Parker, born into an army family, is an Oxford graduate who joined the Treasury in 1979 for a two-year spell as an economist. He showed entrepreneurial promise from an early age, however: at 14, at Abingdon public school, he was his own company chairman, albeit in a business game, where the school was runner-up in a national competition.

He might equally have gone into politics: at university, studying philosophy, politics and economics, he was chair of the Oxford Labour Club, where his views were radical enough to be labelled Trotskyite.

He has since travelled to the bluer side of the political spectrum; he sends his three children to public school but tempers a firm belief in markets with a liberal view on social affairs.

Unlike many a student hack, bag-carrying for Labour luminaries was not for him. Frustrated, too, by the Treasury's inward-looking culture, Parker did a masters degree at the London Business School and in 1981 joined Thorn-EMI as a bag carrier in the chairman's office instead.

A mass of curly hair atop a six-foot frame, he cuts an unlikely figure in a suit: "Tim's not a vain bloke at all, but five years ago one newspaper called him the 'mop-haired chief executive'. Now everyone repeats it and it drives him to despair," one former associate says.

Thorn quickly spotted his management talent, however, and within two years he was sent out to head a small loss-making engineering subsidiary near Chicago. After two years trying to save it, at just 27 years old, Parker shut it down, putting 100 people out of work. Two jobs later, in 1986, he was at Kenwood, another problem child.

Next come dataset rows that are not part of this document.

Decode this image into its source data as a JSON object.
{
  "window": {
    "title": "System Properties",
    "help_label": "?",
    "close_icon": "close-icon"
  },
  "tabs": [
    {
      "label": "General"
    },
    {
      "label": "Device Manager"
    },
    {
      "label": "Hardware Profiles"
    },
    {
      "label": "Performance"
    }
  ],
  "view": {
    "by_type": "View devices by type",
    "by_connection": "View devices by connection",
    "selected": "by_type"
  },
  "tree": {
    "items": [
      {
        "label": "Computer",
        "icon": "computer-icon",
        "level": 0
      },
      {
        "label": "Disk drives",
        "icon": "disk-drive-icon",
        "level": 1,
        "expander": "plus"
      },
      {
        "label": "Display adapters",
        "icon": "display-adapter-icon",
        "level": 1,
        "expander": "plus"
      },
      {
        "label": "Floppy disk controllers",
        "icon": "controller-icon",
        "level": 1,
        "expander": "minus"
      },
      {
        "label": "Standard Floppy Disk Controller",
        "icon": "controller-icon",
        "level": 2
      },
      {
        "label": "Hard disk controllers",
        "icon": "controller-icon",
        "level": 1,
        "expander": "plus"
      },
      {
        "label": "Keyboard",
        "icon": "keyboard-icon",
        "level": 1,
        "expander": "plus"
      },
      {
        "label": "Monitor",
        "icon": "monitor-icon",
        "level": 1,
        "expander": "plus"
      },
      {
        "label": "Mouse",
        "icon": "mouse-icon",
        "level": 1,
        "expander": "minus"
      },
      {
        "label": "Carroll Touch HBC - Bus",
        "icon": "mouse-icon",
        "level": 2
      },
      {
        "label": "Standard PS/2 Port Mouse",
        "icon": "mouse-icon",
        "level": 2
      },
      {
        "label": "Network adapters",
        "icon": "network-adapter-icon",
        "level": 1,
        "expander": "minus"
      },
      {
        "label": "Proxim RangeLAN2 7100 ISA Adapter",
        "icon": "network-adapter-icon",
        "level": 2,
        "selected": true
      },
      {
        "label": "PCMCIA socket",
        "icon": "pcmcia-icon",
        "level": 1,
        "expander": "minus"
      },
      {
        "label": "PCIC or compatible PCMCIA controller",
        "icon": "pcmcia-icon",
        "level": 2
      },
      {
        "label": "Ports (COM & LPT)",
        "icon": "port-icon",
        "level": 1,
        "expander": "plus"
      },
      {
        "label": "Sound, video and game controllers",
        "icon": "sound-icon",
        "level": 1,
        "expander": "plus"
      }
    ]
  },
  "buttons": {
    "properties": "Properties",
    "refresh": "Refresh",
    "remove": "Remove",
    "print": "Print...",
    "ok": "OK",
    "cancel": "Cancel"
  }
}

Cuts inevitably followed, but Parker brought designers in to rejuvenate a limited product range, expanded by acquisition, bought a factory in China, and made his first million to boot.

A pounds 54m buy-out in 1989 was followed by a flotation in 1992 and the 750,000 shares Parker retains are worth pounds 1.5m. A handy pounds 560,000-worth cashed in three years ago also paid off the mortgage on the Hampshire vicarage the family calls home.

The decision to jump ship to Clarks after a headhunter's call did not come easily and analysts say Kenwood will miss his flair.

"It was a big challenge, a unique challenge. Every way I looked at Clarks, I saw great things we could do," he says.

Parker has already done more than his homework and enthuses about new concepts in soles and hi-tech materials. "The one thing I've learned in business is to do your analysis thoroughly first, confronting the problem and getting on with it," he says.

With the closures announced, more will be pumped into marketing and promotion and outside designers brought in. More of the 30 million pairs of shoes Clarks sells annually will be sourced from outside and international sales will be expanded. He is keen, though, not to draw the parallel with Kenwood too far: Clarks already has two factories in Portugal, so there are no plans to leap into China. Also, there is the matter of the 500-plus family shareholders, who blocked a pounds 184m sale three years ago.

So far, with a 1998 market debut still in view, Parker has kept the old rebels onside. "A lot of business is common sense. There's no great secret. I try to make the changes, but try to take the people with me. With a fair wind, I don't see the [flotation] timetable is in jeopardy," he says with trademark confidence.